California Workers’ Compensation Death Benefits
California workers' compensation law provides death benefits to individuals who are dependent and/or partially dependent on an individual who suffers a death on the job. A knowledgeable workers' compensation attorney will be able to assist you in establishing your status to receive death benefits by evaluating whether you qualify as a dependent or partial dependent of an individual who sustains a work related death. The Law Office of Scott A. Schwartz represents peace officers, including with respect to death claims, and has therefore used police officers for certain examples. However, the content of this Blog is a general overview for all employees and not limited to police officers who sustain a work related death.

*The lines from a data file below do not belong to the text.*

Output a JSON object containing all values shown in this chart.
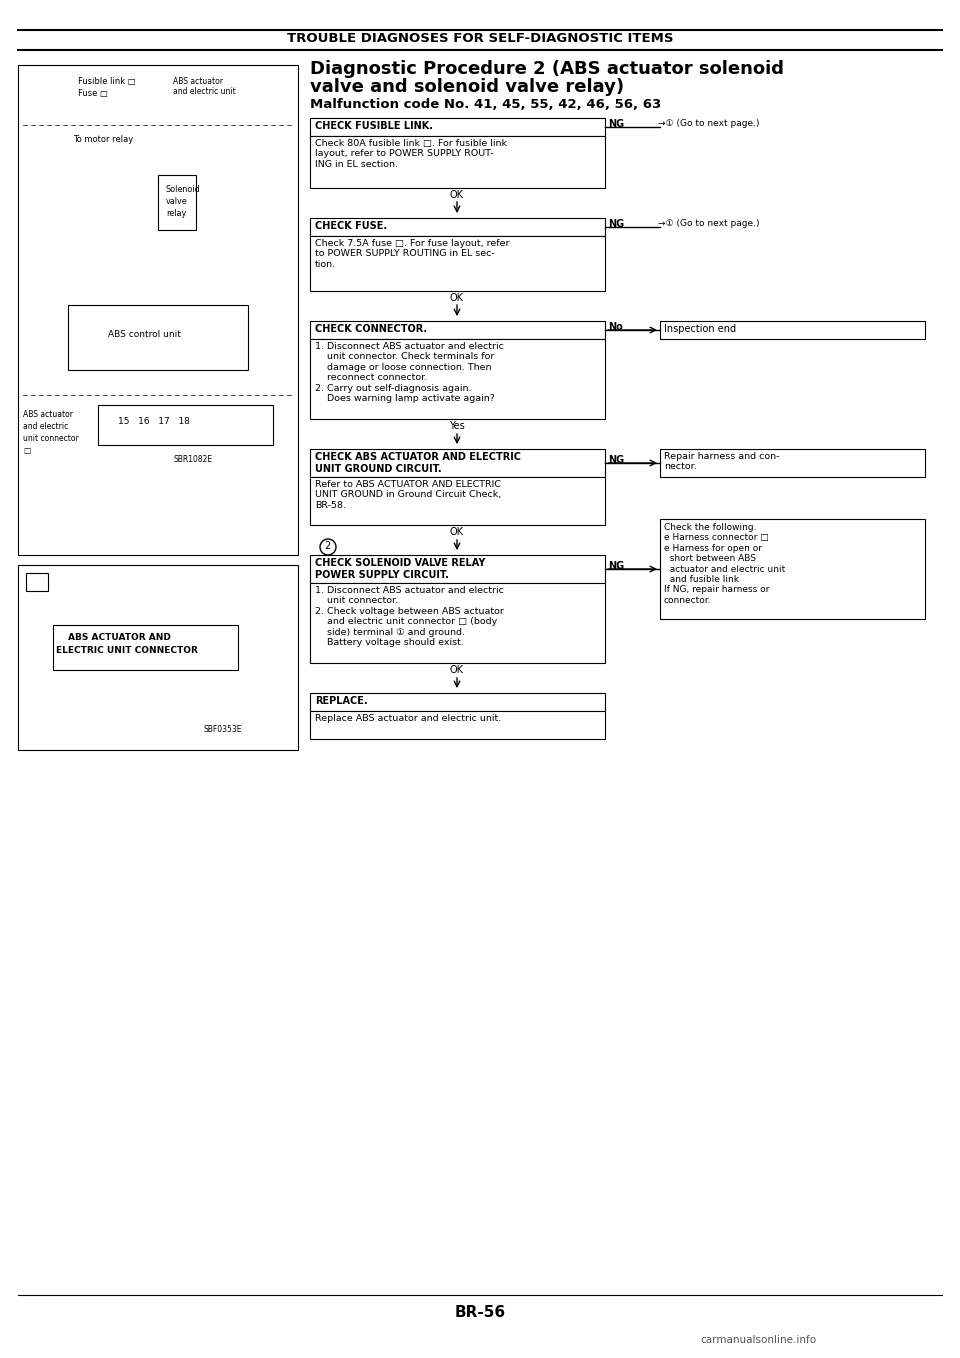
{
  "page_bg": "#ffffff",
  "header_text": "TROUBLE DIAGNOSES FOR SELF-DIAGNOSTIC ITEMS",
  "title_line1": "Diagnostic Procedure 2 (ABS actuator solenoid",
  "title_line2": "valve and solenoid valve relay)",
  "subtitle": "Malfunction code No. 41, 45, 55, 42, 46, 56, 63",
  "footer_text": "BR-56",
  "watermark": "carmanualsonline.info",
  "step1_header": "CHECK FUSIBLE LINK.",
  "step1_body": "Check 80A fusible link □. For fusible link\nlayout, refer to POWER SUPPLY ROUT-\nING in EL section.",
  "step2_header": "CHECK FUSE.",
  "step2_body": "Check 7.5A fuse □. For fuse layout, refer\nto POWER SUPPLY ROUTING in EL sec-\ntion.",
  "step3_header": "CHECK CONNECTOR.",
  "step3_body": "1. Disconnect ABS actuator and electric\n    unit connector. Check terminals for\n    damage or loose connection. Then\n    reconnect connector.\n2. Carry out self-diagnosis again.\n    Does warning lamp activate again?",
  "step4_header": "CHECK ABS ACTUATOR AND ELECTRIC\nUNIT GROUND CIRCUIT.",
  "step4_body": "Refer to ABS ACTUATOR AND ELECTRIC\nUNIT GROUND in Ground Circuit Check,\nBR-58.",
  "step5_header": "CHECK SOLENOID VALVE RELAY\nPOWER SUPPLY CIRCUIT.",
  "step5_body": "1. Disconnect ABS actuator and electric\n    unit connector.\n2. Check voltage between ABS actuator\n    and electric unit connector □ (body\n    side) terminal ① and ground.\n    Battery voltage should exist.",
  "step6_header": "REPLACE.",
  "step6_body": "Replace ABS actuator and electric unit.",
  "ng1_text": "NG",
  "ng1_side": "→① (Go to next page.)",
  "ng2_text": "NG",
  "ng2_side": "→① (Go to next page.)",
  "ng3_text": "No",
  "ng3_box": "Inspection end",
  "ng4_text": "NG",
  "ng4_box": "Repair harness and con-\nnector.",
  "ng5_text": "NG",
  "ng5_box": "Check the following.\ne Harness connector □\ne Harness for open or\n  short between ABS\n  actuator and electric unit\n  and fusible link\nIf NG, repair harness or\nconnector.",
  "diag_label1a": "Fusible link □",
  "diag_label1b": "Fuse □",
  "diag_label2a": "ABS actuator",
  "diag_label2b": "and electric unit",
  "diag_label3": "To motor relay",
  "diag_label4a": "Solenoid",
  "diag_label4b": "valve",
  "diag_label4c": "relay",
  "diag_label5": "ABS control unit",
  "diag_label6a": "ABS actuator",
  "diag_label6b": "and electric",
  "diag_label6c": "unit connector",
  "diag_label6d": "□",
  "diag_ref1": "SBR1082E",
  "diag_label7a": "ABS ACTUATOR AND",
  "diag_label7b": "ELECTRIC UNIT CONNECTOR",
  "diag_ref2": "SBF0353E",
  "circle2_label": "2"
}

Workers' compensation death benefits may be available where an injured worker sustains a work related death because of a direct incident at work (e.g., police officer is shot and killed in line of duty).
Alternatively, a work related injury that ultimately results in the death of the injured worker (e.g., orthopedic injury to a police officer suffered in the line of duty that requires surgery, resulting in death after a period of time due to an infection contracted during the surgery).
In addition, the California Workers' Compensation Appeals Board has found that when the aggravation of a preexisting condition hastens an employee's death (e.g., police officer with preexisting hypertension sustains a fatal heart attack [in the line of duty or off the clock due to stress on the job]), certain individuals may be entitled to death benefits per California workers' compensation law.
California workers' compensation death claims are subject to specific statutory filing guidelines and it is therefore prudent to consult an attorney immediately upon the death of an injured worker. A knowledgeable workers' compensation attorney can file a death claim on your behalf without creating a major hindrance to the dependent and/or partial dependent as they mourn.
Death benefits provided under California workers' compensation law vary based on the number of individuals who are deemed to be dependent or partially dependent (as defined by the legislature and advocated by a workers' compensation attorney) on the individual who suffers a work related death. My office obtains all necessary information to ensure that the proper beneficiaries receive the maximum death benefits available pursuant to California workers' compensation law. We always seek reimbursement for burial costs subject to the statutory limit for the costly posthumous affairs necessary to afford a loved one who has sustained a work related death a proper memorial or burial rite.
Beneficiaries who may for qualify for death benefits when an individual suffers a work related death include a husband, wife, child, stepchild, grandchild, father, mother, father-in-law, mother-in-law, grandparent, brother, sister, uncle, aunt, brother-in-law, sister-in-law, nephew and niece. An additional beneficiary who may qualify for death benefits under California workers' compensation law when an individual sustains a work related death is a "good faith" member of the deceased's worker family or household. Contact a knowledgeable California workers' compensation attorney to find out whether you qualify as a "good faith" member of the individual or household of the individual who sustained a work related death.
Different jobs and industries provide unique benefits to survivors of an individual who sustain a work related death. Under California workers' compensation law, a police officer who is killed in the line of duty due may entitle the fallen police officer's family to additional death benefits, such as the health benefits that the deceased police officer had in place at the time of the accident or injury that caused police officer's death.
A knowledgeable California workers' compensation attorney may be helpful in assisting the family of a police officer who is killed in the line of duty with a onetime buyout of benefits instead of receiving the in place benefits in the form of death benefits on a monthly basis. I know that no amount of money for a work related death under California workers' compensation law will ever come close to recompensing dependents and/or partial dependents with the loss of their loved one. But, we will apprise you of and fight for each right you are entitled to under California workers' compensation law when should a work injury result in a workplace death.